Intel plans
to trim more than 5,000 jobs from its workforce this year in an effort
to boost its earnings amid waning demand for its personal computer
chips.
The
Santa Clara-based company confirmed the job cuts Friday, the day after
Intel Corp reported its profit and revenue had fallen for the second
consecutive year.
The
purge represents about 5 per cent of the roughly 108,000 jobs that
Intel had on its payroll at the end of December. The company intends to
jettison the jobs without laying off workers, said Intel spokesman Bill
Calder. The reductions instead will be achieved through attrition,
buyouts and early retirement offers.
The
company didn't estimate how much money it hopes to save by eliminating
jobs. But Intel needs pare its expenses if it hopes to end a two-year
slump that has seen its earnings fall from $12.9 billion in 2011 to $9.6
billion in 2013. Intel is forecasting its revenue this year will be
about the same as in 2013, making it unlikely its profits can rise
without cost cuts.
This
marks Intel's first significant job cuts since a company insider, Bryan
Krzanich, succeeded Paul Otellini as CEO eight months ago.

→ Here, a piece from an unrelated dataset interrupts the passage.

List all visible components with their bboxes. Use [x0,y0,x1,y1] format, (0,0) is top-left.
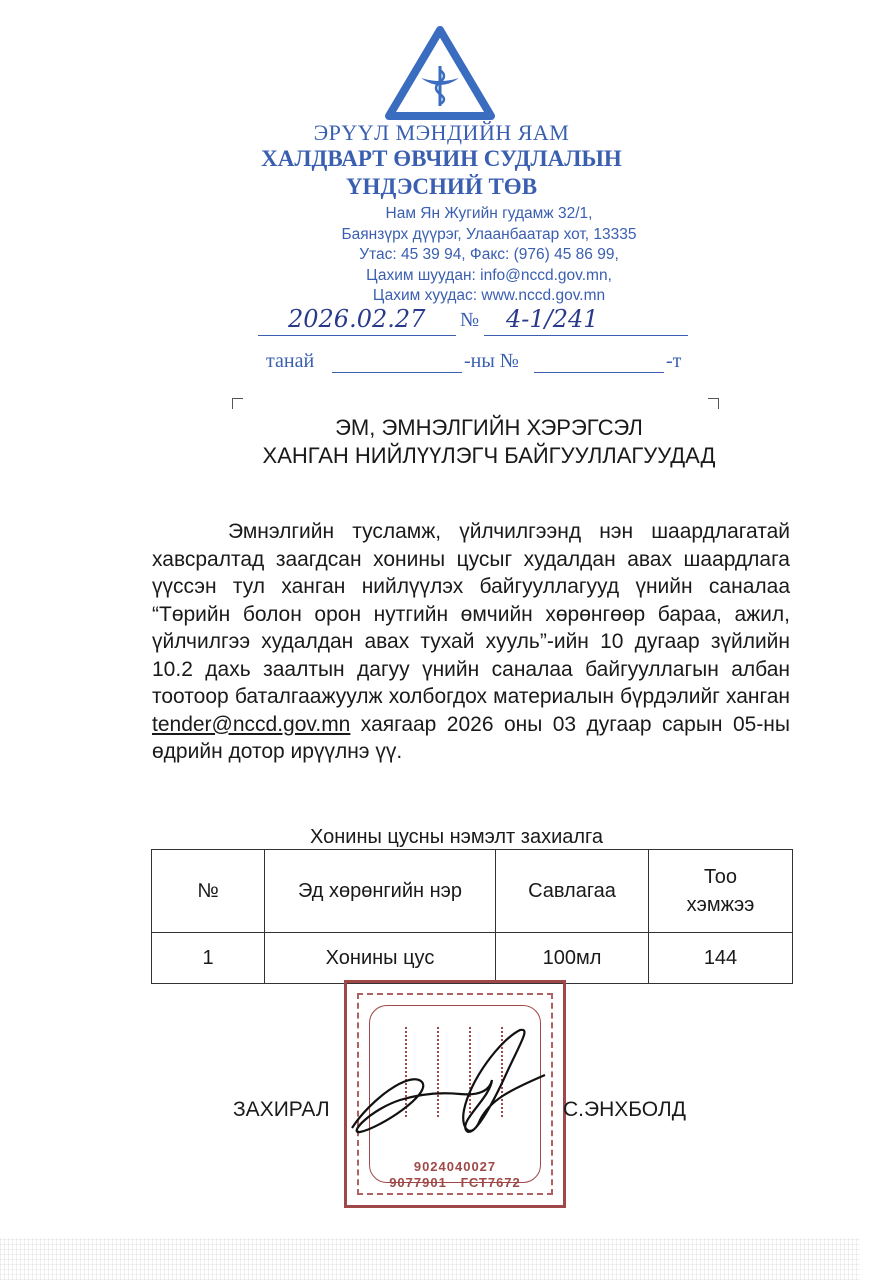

``We are constantly evaluating and realigning our resources to meet the needs of our business,'' Calder said.
Intel's
financial performance is faltering because the company didn't adapt
quickly enough as the growing popularity of smartphones and tablet
computers undercut sales of PCs running on its chips. Worldwide PC sales
have dropped from the previous year in seven consecutive quarters, an
unprecedented decline.
The trend is a problem for Intel because most mobile devices don't rely on its processors.
As
Intel has struggled to come up with a successful strategy for mobile
computing, the company has turned into a stock market laggard.
Since Intel's stock hit a five-year high of $29.27 in May 2012, the shares have fallen by 12 per cent. Meanwhile, the Standard & Poor's 500 index has climbed by 31 per cent.
Intel's stock dropped 69 cents Friday to close at $25.85, then dipped another 4 cents in extended trading.